"Nine non è un remake di 8 ½ perchè non si può rifare un capolavoro. Il lavoro di Fellini non si tocca; questa è solo la trasposizione cinematografica di Nine, il musical di Broadway a sua volta blandamente ispirato al celebre film".
Furono queste le parole che un pomposo Rob Marshall in sede di conferenza stampa, ben consapevole che ciò che aveva trasposto sullo schermo di Felliniano aveva ben poco, riservava ai gironalisti presenti in sala.
Se quindi l'idea del remake andava totalmente accantonata, in favore di un musical di stampo classico, risulta lampante il motivo per il quale mi sono imbarcato, sotto un diluvio di proporzioni bibliche, in direzione del multisala dove proiettavano la pellicola.....e cioè la regia di Marshall.
Se come regista di film l'ho trovato indubbiamente bravo (a lui dobbiamo il bel "Memorie di una Geisha"), come regista di musical Marshall mi ha regalato IL capolavoro assoluto, (insieme al "Moulin Rouge" di Luhurman,) quel graffiante e luccicante Chicago che fece incetta di statuette alla cerimonia degli Oscar del 2002.

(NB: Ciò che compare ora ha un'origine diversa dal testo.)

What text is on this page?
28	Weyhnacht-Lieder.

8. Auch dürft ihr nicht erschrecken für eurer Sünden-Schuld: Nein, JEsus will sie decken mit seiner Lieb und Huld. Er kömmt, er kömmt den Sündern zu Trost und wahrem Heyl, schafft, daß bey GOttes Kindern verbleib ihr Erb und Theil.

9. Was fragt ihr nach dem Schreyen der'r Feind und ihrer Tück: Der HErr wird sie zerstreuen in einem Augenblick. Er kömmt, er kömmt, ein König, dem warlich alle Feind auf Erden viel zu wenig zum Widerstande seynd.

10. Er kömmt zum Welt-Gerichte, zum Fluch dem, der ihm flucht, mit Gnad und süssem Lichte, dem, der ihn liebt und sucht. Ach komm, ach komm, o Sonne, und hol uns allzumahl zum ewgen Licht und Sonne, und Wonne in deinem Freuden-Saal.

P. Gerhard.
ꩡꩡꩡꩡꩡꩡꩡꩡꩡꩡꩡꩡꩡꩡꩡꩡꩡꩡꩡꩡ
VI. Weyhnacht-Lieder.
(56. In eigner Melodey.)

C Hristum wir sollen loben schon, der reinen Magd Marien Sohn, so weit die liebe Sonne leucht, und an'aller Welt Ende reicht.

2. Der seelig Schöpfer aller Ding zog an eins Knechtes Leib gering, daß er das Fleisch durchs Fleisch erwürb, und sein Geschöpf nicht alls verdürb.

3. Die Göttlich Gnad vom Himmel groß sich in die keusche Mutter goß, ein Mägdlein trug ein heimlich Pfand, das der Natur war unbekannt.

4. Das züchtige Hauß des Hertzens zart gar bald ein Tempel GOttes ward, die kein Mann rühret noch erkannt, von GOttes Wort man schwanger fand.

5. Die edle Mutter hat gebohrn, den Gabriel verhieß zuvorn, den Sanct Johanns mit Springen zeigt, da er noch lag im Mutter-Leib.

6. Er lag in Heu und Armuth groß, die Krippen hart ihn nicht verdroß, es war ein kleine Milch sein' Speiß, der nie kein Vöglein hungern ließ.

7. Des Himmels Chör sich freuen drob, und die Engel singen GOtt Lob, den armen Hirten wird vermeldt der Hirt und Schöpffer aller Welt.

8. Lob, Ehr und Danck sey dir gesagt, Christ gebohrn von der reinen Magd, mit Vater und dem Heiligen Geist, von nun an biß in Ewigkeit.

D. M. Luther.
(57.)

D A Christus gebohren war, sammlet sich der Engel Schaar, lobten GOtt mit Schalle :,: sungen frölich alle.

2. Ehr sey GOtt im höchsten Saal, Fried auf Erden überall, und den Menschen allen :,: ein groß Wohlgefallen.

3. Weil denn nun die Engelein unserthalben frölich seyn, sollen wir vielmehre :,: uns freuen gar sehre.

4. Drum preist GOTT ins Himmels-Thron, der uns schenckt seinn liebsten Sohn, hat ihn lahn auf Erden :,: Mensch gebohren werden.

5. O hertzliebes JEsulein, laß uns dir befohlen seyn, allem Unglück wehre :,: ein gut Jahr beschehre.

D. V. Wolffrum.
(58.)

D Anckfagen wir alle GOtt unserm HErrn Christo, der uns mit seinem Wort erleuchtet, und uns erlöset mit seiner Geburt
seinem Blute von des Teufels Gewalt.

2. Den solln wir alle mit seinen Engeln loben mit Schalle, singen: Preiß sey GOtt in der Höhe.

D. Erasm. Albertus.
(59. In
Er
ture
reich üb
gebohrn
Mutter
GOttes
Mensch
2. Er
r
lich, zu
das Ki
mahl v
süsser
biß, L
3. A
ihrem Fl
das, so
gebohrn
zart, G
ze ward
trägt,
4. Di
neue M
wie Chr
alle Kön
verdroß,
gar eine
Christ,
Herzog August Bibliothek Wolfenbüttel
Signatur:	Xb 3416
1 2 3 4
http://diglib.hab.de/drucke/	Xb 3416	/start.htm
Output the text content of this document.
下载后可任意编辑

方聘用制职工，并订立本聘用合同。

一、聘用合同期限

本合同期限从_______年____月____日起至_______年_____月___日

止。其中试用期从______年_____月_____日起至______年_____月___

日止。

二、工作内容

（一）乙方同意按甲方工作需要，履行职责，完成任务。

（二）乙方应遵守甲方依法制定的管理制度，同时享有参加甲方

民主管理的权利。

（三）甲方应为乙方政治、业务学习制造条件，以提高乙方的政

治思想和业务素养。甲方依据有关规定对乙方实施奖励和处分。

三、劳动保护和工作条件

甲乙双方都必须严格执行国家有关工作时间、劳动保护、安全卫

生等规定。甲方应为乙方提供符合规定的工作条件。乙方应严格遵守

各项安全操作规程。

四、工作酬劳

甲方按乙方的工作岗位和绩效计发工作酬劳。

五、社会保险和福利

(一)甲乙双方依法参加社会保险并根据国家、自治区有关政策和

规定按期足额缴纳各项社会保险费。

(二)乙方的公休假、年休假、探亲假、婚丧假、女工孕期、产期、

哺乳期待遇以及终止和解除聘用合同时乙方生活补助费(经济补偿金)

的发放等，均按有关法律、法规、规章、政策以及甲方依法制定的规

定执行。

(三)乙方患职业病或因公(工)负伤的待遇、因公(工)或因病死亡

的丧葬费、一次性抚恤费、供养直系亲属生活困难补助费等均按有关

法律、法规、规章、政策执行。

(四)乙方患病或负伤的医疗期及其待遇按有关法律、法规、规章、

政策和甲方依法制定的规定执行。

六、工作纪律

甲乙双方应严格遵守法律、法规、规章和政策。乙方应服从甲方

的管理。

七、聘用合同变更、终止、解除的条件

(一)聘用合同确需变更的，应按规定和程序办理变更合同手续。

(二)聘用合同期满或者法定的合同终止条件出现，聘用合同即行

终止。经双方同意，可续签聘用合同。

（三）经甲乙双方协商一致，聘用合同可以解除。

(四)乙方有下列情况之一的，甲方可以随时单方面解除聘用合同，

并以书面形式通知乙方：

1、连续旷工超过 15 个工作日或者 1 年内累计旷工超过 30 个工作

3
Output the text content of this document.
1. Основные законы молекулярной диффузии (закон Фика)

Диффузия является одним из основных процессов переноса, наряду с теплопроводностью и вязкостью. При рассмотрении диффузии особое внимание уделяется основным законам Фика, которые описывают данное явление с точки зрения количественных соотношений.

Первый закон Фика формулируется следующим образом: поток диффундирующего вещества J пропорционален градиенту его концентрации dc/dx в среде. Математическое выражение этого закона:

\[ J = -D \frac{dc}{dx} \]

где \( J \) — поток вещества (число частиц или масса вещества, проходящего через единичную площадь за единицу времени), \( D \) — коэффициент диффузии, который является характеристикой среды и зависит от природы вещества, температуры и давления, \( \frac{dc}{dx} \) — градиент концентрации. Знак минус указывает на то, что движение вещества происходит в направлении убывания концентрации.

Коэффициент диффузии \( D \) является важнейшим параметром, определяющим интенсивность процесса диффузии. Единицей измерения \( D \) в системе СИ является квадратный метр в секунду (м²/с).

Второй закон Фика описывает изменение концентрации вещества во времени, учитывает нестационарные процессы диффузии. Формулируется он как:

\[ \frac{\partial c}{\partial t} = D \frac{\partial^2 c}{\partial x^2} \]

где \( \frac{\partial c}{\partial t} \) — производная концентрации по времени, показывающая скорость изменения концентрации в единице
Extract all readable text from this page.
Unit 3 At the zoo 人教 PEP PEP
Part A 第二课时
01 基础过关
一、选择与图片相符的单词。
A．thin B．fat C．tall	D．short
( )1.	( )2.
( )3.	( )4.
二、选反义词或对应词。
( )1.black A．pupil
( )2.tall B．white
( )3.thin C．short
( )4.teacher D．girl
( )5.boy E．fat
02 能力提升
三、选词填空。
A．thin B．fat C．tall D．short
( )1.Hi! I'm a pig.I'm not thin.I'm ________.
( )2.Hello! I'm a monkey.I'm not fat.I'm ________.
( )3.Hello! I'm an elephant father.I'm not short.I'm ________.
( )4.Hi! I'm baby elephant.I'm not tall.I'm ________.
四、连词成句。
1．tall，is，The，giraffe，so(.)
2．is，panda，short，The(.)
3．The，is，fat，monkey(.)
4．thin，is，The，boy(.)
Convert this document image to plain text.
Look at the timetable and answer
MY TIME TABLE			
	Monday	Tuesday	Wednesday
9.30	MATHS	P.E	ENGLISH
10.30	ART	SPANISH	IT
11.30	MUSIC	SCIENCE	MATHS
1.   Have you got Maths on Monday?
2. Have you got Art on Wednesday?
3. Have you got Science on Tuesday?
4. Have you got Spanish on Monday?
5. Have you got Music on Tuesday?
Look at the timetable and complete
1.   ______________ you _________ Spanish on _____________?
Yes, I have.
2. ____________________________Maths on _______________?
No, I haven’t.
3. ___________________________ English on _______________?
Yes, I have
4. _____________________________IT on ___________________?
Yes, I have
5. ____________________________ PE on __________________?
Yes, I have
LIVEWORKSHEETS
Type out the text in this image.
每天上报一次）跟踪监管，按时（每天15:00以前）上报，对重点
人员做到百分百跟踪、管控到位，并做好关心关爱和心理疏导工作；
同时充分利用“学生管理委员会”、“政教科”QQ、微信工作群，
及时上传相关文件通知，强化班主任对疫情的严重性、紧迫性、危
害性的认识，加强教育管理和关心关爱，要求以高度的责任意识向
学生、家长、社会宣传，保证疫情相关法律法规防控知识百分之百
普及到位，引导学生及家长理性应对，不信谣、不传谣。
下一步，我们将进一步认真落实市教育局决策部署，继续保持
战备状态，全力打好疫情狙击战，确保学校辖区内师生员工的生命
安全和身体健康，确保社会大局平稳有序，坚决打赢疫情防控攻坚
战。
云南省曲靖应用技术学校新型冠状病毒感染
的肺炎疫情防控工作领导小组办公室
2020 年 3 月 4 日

Purtroppo è stato doloroso ammettere che la magia non è riuscita una seconda volta. Nine è infatti un musical inutile, poco incisivo e assolutamente poco coinvolgente. Non conoscendo il musical originale, da cui lo stesso Fellini aveva preso le distanze (da qui il nome Nine), un raffronto con esso risulta impossibile, impedendomi di determinare se almeno la messa in scena filmica superi in qualità quella teatrale (come avveniva in Chicago). La colonna sonora è per lo più anonima, priva di pezzi davvero entusiasmanti. Se questa per molti non è necessariamente un difetto (basti pensare a Musical come "Chorus Line" dove di canzoni memorabili ce ne sono a malapena 2), risulta imperdonabile se affrontiamo il fatto che di coreografie, (ancora di salvataggio dei musical con una debole colonna sonora) il film ne è povero e per di più quelle poche che sono presenti, risultano ben poco coinvolgenti.
Il culmine dell'imbarazzo arriva dal numero di Kate Hudson "Cinema Italiano" che sembra uscito direttamente da una puntata di passaparola con sculettamenti e vestitini da letterina, che oltre ad essere orribili da vedersi anche in contesto cinematografico dopo che ne siamo martoriati ogni giorno a tutte le ore, sono anche fuori contesto storico. In più la canzone suscita ilarità....e non in senso buono. Tuttavia le performance sono tutte gradevoli, con alcune eccezioni davvero ottime (La Cottilard, la magnifica Judi Dench o ancora una strabilante e frizzantisima Penelope Cruz, nel ruolo che fu di Sandra Milo, e che con il suo numero musicale mi ha stupito a dir poco).
Unica vera perla dell'intero prodotto, è la meravigliosa "Be Italian", cantata da un'irriconoscibile Fergie dei Black Eyed Peaces (ma quanto è ingrassata?!?!?), nell'unico numero davvero memorabile della pellicola, forte di una melodia intrigante e che entra subito in testa, e di una coreografia davvero strabiliante, ricca di movenze assolutamente affascinanti e seducenti, con i tamburelli a scandire il tempo mentre la sabbia irrompe sullo schermo, piroettando con le stesse ballerine.
Cosa salva quindi questo prodotto dalla mediocrità assoluta?
Beh, innanzitutto l'eccezionale cast, che è tutto all'altezza delle aspettative (sempre che non si paragoni Day Lewis a Mastroianni), con Judy Dench e Penelope Cruz a emergere prepotentemente e con un po' di rimpianto per la Kidman, bellissima ma sfruttata male e con un solo, misero numero musicale totalmente trascurabile.
E infine la regia, quella tipicamente di stampo teatrale di Marshall, che rimane in grado di donare un fascino inaudito a qualsiasi performance venga messa sullo schermo, fascino che però lascia il tempo che trova, e che non riesce a portare la sua ultima creatura al di sopra di una sufficienza stringata.